Parece ser que, por fin, va a cubrirse la plaza de inspector urbanístico en el Ayuntamiento de Aranda tras más de veinte años de vacancia. Tanto tiempo sin que hubiera un funcionario responsable de señalar y proponer sanciones para los incumplidores de las reglas urbanísticas ha producido un daño irreparable que durará muchas generaciones. ¿Alguien se atreverá a proponer la demolición de todo lo ilegalmente construido?
Cualquiera que pasee por nuestras calles podrá apreciar edificios mucho más altos que los que le rodean y alineaciones que convierten la línea de las fachadas en constantes entrantes y salientes. Todo esto ha sido favorecido por los interminables intentos de aprobar un nuevo Plan General de Ordenación Urbana, cuyos proyectos van cayendo uno tras otro por sus irregularidades o porque los tribunales los echan abajo.
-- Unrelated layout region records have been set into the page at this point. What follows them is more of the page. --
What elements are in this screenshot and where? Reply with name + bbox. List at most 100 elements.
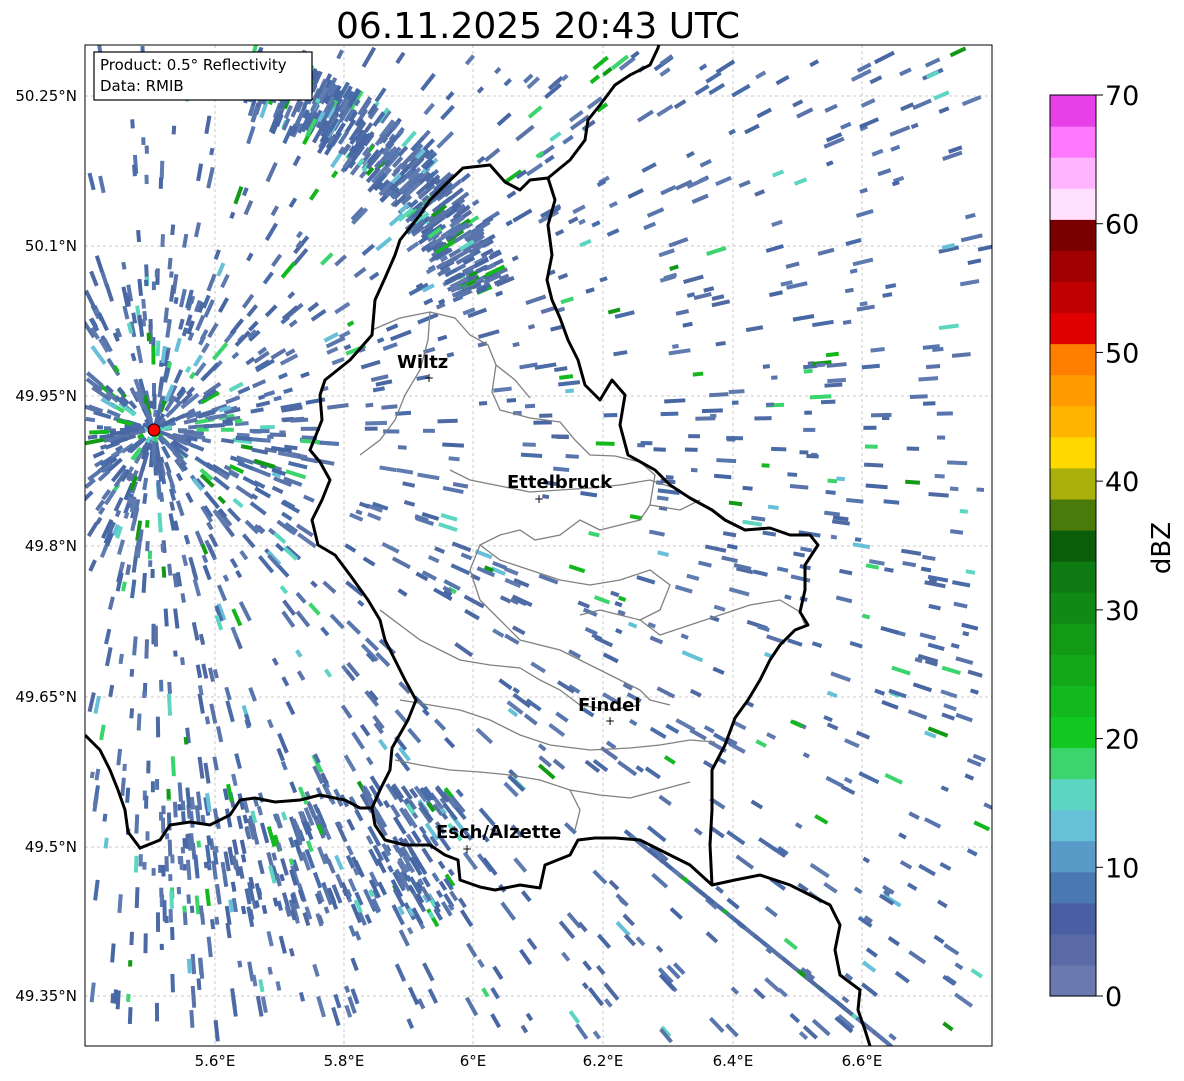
echo-speck <box>249 428 270 434</box>
echo-speck <box>155 778 160 790</box>
colorbar-band <box>1050 95 1096 127</box>
echo-speck <box>129 668 135 677</box>
city-marker-ettelbruck: + <box>534 492 544 506</box>
echo-speck <box>923 401 936 406</box>
echo-speck <box>189 905 195 914</box>
colorbar-band <box>1050 964 1096 997</box>
colorbar-band <box>1050 561 1096 593</box>
echo-speck <box>196 840 202 848</box>
lon-label: 6.2°E <box>583 1052 624 1070</box>
echo-speck <box>158 177 164 189</box>
lat-label: 50.1°N <box>25 237 77 255</box>
radar-figure: 06.11.2025 20:43 UTC Wiltz + Ettelbruck … <box>0 0 1184 1081</box>
echo-speck <box>170 927 175 941</box>
echo-speck <box>143 933 148 954</box>
echo-speck <box>603 412 618 418</box>
colorbar-band <box>1050 654 1096 686</box>
echo-speck <box>947 460 968 466</box>
echo-speck <box>129 708 135 719</box>
echo-speck <box>771 375 778 380</box>
echo-speck <box>364 426 378 431</box>
echo-speck <box>155 716 161 738</box>
echo-speck <box>159 943 164 951</box>
echo-speck <box>154 1002 160 1022</box>
echo-speck <box>803 368 813 374</box>
echo-speck <box>182 911 188 926</box>
colorbar-band <box>1050 871 1096 904</box>
echo-speck <box>806 453 819 459</box>
echo-speck <box>478 400 488 406</box>
echo-speck <box>145 540 150 552</box>
echo-speck <box>771 446 787 452</box>
echo-speck <box>653 447 666 452</box>
colorbar-ticks: 0 10 20 30 40 50 60 70 <box>1096 81 1139 1013</box>
city-marker-esch-alzette: + <box>462 842 472 856</box>
echo-speck <box>141 298 146 309</box>
city-label-esch-alzette: Esch/Alzette <box>436 822 561 843</box>
echo-speck <box>220 427 234 432</box>
echo-speck <box>506 398 517 403</box>
info-box: Product: 0.5° Reflectivity Data: RMIB <box>93 51 313 101</box>
city-marker-findel: + <box>605 714 615 728</box>
echo-speck <box>144 145 149 154</box>
echo-speck <box>128 960 133 967</box>
echo-speck <box>836 476 846 482</box>
echo-speck <box>122 763 127 772</box>
echo-speck <box>397 445 407 450</box>
colorbar-band <box>1050 685 1096 717</box>
echo-speck <box>151 440 156 463</box>
lon-label: 5.8°E <box>324 1052 365 1070</box>
map-title: 06.11.2025 20:43 UTC <box>336 6 740 47</box>
lat-label: 49.8°N <box>25 537 77 555</box>
lon-label: 6°E <box>460 1052 487 1070</box>
echo-speck <box>155 912 161 932</box>
echo-speck <box>690 467 698 473</box>
echo-speck <box>640 440 653 446</box>
echo-speck <box>820 399 836 405</box>
lat-label: 49.5°N <box>25 838 77 856</box>
echo-speck <box>959 509 968 514</box>
echo-speck <box>684 447 698 452</box>
echo-speck <box>169 890 174 909</box>
echo-speck <box>710 413 717 418</box>
colorbar-band <box>1050 374 1096 407</box>
data-source-label: Data: RMIB <box>100 77 184 95</box>
echo-speck <box>365 420 387 426</box>
echo-speck <box>864 444 878 449</box>
echo-speck <box>177 428 188 433</box>
colorbar-tick-label: 60 <box>1105 210 1139 241</box>
echo-speck <box>144 279 149 287</box>
echo-speck <box>754 416 772 421</box>
echo-speck <box>129 931 134 946</box>
echo-speck <box>89 429 110 435</box>
echo-speck <box>565 453 579 459</box>
echo-speck <box>437 418 458 424</box>
echo-speck <box>148 319 153 330</box>
colorbar-band <box>1050 809 1096 842</box>
echo-speck <box>144 174 149 185</box>
echo-speck <box>166 788 171 800</box>
product-label: Product: 0.5° Reflectivity <box>100 56 287 74</box>
echo-speck <box>762 364 770 369</box>
colorbar-band <box>1050 126 1096 158</box>
echo-speck <box>934 473 945 479</box>
echo-speck <box>170 973 176 993</box>
echo-speck <box>142 691 147 699</box>
echo-speck <box>660 411 679 417</box>
echo-speck <box>151 868 156 876</box>
echo-speck <box>688 434 701 439</box>
echo-speck <box>799 450 809 455</box>
echo-speck <box>167 681 172 695</box>
echo-speck <box>155 340 161 357</box>
echo-speck <box>761 463 770 468</box>
echo-speck <box>936 435 946 440</box>
colorbar-band <box>1050 436 1096 469</box>
echo-speck <box>909 394 928 399</box>
echo-speck <box>949 486 959 492</box>
colorbar-band <box>1050 778 1096 811</box>
radar-map-figure: 06.11.2025 20:43 UTC Wiltz + Ettelbruck … <box>15 6 1177 1070</box>
echo-speck <box>146 332 152 342</box>
echo-speck <box>186 894 192 904</box>
echo-speck <box>159 160 165 180</box>
colorbar: 0 10 20 30 40 50 60 70 dBZ <box>1049 81 1177 1013</box>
Hasta ahora los principios que guiaban el urbanismo arandino eran bien simples: en el centro, sustituir las viejas viviendas de alturas razonables por otras muchísimo más altas, a cambio de un ligero retranqueamiento de las fachadas, y fuera de él construir cuanto más alto mejor. Eran el producto del enorme poder que han tenido los constructores en Aranda. La consecuencia era hacer que, por los siglos de los siglos, calles antaño soleadas se transformen en otras insalubres y en sombría permanente, tapando las vistas de los edificios situados frente a las nuevas construcciones. Pero en el momento actual quizás lo más significativo son los miles de casas de todo tamaño y condición que han aparecido como moscas en estiércol en terrenos rústicos. Las veremos por centenares al pasear por cualquier camino cercano. Algunas hasta con sus placas solares, pozos para proveerse de agua y todo tipo de servicios. Seguro que buena parte de ellas no cumplen con los más elementales requisitos de legalidad.
No le va a faltar trabajo al nuevo inspector.